India's heritage and culture is represented by great stalwarts including Raja Ram Mohun Roy, Vivekananda, Rajaji, Gandhi, Sardar Patel and many, many others. These people have taught us NON-VIOLENCE, and NON-AGGRESSION. Killing 5 billion people is not their approach to society. Particularly on an issue where there is 100% evidence that Hindus ATE COWS in the past. But whether they did or not is not the issue. There is no basis to kill people for the food they eat. To link this kind of terrorist language with Indian culture is reprehensible. 

Our great stalwarts  have taught us to think for ourselves. They taught us to be FREE. These people not only kept their own eyes and ears open, they taught us to LEARN. They didn't ask us to shut our minds. 

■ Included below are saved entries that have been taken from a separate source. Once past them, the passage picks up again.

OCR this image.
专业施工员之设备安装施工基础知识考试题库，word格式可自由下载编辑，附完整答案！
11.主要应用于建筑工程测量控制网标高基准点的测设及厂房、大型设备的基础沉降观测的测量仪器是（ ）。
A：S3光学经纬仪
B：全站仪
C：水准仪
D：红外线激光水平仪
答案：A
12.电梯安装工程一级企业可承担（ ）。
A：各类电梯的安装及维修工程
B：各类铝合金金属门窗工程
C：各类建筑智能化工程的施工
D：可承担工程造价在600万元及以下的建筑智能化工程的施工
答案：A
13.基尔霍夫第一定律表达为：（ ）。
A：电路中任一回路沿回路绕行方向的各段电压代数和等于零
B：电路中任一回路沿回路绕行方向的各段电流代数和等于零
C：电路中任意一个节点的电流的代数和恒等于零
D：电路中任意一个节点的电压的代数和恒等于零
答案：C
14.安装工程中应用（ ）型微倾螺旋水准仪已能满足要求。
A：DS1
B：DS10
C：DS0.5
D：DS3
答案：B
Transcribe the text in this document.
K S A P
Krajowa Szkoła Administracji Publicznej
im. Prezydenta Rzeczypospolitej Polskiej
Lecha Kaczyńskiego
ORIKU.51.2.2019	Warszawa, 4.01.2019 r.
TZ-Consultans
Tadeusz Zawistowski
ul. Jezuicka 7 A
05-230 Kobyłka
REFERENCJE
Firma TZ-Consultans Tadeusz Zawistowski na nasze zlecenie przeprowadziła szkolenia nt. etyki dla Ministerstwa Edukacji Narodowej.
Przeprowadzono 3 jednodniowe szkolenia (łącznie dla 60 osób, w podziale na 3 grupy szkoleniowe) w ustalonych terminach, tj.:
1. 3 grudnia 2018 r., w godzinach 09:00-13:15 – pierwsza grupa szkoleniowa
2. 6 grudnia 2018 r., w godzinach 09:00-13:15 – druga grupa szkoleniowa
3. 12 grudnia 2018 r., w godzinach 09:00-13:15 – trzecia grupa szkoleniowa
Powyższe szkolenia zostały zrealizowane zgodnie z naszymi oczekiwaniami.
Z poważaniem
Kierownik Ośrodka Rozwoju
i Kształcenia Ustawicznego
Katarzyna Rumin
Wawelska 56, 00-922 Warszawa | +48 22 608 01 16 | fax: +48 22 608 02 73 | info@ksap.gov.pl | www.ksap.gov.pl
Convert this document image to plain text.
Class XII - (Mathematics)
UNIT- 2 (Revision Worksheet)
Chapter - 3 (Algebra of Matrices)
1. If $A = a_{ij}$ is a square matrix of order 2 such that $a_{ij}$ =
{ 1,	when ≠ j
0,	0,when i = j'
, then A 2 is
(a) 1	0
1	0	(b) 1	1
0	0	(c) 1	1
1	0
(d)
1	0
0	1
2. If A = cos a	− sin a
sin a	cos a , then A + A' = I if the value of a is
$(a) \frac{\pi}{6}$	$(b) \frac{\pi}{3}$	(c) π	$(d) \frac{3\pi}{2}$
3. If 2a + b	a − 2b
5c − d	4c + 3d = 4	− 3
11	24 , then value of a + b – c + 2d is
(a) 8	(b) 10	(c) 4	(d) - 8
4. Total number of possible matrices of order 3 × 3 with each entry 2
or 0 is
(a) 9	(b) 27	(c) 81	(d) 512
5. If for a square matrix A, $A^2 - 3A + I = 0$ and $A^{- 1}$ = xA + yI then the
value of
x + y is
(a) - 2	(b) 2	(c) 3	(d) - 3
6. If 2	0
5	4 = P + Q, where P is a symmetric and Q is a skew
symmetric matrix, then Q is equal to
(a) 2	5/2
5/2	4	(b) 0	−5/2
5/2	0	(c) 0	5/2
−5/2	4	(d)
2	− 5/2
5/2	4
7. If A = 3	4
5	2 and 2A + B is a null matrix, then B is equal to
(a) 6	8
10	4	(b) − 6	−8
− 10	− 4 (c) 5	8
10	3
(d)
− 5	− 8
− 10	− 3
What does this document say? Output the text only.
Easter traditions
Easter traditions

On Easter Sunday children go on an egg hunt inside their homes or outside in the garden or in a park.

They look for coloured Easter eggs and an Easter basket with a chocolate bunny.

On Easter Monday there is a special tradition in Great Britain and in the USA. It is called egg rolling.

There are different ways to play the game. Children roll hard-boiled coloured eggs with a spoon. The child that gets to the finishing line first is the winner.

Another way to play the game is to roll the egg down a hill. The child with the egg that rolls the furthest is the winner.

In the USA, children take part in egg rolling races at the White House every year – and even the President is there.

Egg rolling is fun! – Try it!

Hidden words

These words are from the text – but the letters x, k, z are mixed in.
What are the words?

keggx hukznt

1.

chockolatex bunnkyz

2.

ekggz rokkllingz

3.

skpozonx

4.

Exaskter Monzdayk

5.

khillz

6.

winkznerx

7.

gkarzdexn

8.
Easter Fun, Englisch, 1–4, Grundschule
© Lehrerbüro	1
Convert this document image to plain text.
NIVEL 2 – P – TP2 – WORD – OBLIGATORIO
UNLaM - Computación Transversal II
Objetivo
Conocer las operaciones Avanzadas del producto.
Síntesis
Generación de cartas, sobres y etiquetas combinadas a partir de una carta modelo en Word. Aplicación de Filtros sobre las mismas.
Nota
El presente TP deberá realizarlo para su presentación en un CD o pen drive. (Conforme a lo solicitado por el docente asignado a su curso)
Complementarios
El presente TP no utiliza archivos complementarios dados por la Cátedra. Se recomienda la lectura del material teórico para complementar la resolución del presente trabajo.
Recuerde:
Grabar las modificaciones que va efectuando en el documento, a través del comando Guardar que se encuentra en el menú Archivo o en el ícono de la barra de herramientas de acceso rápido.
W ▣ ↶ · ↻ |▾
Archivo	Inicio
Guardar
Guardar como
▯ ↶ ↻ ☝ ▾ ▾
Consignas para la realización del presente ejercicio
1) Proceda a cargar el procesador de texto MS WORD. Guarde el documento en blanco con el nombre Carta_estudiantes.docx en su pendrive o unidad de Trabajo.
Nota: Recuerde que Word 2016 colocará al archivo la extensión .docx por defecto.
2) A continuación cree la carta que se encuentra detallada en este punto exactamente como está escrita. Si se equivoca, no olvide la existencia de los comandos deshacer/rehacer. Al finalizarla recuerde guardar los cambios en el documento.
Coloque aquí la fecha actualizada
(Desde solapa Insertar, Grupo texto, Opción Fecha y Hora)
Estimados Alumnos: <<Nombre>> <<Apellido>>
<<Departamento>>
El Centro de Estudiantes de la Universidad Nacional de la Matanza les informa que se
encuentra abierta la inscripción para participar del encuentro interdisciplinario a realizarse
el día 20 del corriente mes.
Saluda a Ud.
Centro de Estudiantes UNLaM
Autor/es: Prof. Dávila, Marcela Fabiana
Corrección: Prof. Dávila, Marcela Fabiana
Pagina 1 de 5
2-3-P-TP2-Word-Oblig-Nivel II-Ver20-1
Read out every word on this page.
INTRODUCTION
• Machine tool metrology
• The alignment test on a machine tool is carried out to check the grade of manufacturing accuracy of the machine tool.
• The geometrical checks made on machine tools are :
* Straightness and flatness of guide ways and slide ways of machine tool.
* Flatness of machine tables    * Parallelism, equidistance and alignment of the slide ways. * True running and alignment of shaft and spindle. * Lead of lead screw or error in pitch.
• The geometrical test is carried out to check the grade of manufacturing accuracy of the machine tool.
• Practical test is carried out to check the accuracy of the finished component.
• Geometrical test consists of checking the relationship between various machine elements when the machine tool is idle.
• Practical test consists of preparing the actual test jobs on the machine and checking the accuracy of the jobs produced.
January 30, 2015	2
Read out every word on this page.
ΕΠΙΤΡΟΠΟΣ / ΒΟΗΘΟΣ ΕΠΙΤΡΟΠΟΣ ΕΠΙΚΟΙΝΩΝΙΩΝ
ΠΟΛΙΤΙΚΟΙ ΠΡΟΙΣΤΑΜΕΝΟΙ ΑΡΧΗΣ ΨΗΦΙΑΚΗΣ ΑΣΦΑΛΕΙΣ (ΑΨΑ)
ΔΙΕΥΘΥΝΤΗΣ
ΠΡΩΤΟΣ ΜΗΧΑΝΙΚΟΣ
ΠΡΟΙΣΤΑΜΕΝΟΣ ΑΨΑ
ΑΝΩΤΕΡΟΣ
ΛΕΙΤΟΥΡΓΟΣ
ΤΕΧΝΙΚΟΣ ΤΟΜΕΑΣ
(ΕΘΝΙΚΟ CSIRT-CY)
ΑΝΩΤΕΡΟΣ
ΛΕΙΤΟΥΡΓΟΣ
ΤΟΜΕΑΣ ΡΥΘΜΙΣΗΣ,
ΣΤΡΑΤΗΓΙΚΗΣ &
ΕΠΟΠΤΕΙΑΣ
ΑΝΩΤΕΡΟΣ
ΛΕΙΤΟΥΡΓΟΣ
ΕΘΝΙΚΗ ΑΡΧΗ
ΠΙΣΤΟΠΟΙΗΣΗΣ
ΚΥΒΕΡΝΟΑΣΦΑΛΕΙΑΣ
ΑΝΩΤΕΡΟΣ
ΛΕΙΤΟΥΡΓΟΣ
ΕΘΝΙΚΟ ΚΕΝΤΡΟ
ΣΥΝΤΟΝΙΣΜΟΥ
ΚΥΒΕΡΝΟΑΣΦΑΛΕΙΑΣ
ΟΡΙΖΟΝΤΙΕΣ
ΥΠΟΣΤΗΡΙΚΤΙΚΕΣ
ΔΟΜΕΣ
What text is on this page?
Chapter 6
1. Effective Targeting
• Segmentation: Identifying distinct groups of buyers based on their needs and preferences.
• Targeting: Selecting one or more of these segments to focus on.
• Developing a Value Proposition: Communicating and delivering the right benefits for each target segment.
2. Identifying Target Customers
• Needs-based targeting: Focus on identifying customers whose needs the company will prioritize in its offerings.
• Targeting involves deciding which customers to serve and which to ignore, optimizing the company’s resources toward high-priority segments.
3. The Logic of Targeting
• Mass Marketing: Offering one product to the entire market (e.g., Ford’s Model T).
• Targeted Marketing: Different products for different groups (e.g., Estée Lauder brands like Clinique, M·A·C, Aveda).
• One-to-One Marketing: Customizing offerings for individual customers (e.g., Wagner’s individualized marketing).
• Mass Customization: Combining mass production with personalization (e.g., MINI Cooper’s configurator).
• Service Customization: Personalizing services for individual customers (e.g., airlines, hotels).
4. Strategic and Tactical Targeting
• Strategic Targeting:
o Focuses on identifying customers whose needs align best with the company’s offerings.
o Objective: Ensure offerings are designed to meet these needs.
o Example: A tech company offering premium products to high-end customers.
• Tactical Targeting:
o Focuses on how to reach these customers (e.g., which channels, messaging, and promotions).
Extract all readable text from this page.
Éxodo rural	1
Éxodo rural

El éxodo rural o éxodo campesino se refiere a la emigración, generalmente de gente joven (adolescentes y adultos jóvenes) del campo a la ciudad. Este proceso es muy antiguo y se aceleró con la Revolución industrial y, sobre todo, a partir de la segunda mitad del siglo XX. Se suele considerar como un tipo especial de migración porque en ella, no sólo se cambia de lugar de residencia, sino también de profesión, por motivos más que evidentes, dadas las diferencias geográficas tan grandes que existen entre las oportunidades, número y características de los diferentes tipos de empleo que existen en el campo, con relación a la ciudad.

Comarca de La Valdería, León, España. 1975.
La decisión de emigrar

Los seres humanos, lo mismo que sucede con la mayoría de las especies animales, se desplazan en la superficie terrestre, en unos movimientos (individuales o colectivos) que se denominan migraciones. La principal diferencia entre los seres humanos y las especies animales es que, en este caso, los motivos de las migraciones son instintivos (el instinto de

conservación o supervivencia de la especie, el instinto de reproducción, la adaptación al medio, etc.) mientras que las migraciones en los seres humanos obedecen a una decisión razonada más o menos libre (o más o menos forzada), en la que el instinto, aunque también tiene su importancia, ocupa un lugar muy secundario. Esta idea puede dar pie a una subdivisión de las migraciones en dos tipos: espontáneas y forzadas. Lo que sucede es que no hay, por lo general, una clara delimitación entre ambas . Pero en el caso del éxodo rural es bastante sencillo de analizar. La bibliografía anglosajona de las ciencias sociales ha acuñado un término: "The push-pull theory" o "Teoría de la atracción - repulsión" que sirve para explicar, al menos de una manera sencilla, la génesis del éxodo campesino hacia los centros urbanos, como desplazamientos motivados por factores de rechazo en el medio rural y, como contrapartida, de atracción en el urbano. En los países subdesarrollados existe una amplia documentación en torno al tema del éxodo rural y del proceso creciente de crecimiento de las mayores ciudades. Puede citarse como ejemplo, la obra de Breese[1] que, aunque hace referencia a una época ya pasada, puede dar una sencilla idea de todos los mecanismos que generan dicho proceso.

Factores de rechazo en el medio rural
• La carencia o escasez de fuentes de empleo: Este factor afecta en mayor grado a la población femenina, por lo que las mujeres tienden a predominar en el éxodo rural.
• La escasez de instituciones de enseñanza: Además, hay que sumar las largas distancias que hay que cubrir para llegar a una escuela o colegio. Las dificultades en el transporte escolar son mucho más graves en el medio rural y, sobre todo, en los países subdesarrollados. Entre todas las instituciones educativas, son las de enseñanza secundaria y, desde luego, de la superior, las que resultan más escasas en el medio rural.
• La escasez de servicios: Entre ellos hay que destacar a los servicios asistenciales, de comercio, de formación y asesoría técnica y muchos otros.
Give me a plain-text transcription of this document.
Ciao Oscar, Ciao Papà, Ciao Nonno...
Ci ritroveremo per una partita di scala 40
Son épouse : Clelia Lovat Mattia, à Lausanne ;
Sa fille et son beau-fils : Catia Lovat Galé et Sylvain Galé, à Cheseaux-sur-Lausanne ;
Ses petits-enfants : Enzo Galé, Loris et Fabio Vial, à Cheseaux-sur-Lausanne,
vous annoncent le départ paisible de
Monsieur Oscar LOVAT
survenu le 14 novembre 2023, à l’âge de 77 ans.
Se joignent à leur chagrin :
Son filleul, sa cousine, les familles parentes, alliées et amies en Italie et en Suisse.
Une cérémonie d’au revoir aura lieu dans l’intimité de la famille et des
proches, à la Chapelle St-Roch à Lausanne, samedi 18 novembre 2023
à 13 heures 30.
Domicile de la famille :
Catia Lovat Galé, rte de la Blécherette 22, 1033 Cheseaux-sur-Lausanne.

This openness and tolerance, my dear Facebook friend, is India's culture. NOT the culture represented by Baba Ramdev's "solution" for corruption (kill 10 crore people) about the cause of which he doesn't have the SLIGHTEST CLUE, or his fanatic outbursts about capital punishment for cow slaughter (and God knows what else! For everything he seems to have the most simplistic and ill-conceived "solutions").

That is NOT Indian culture. Let this be clear. VERY CLEAR! India has not come so far, and been a world leader in freedom and tolerance, by labelling 80% of the world's population as criminals, and then starting a pogrom (as Baba Ramdev seems to want) to kill them all.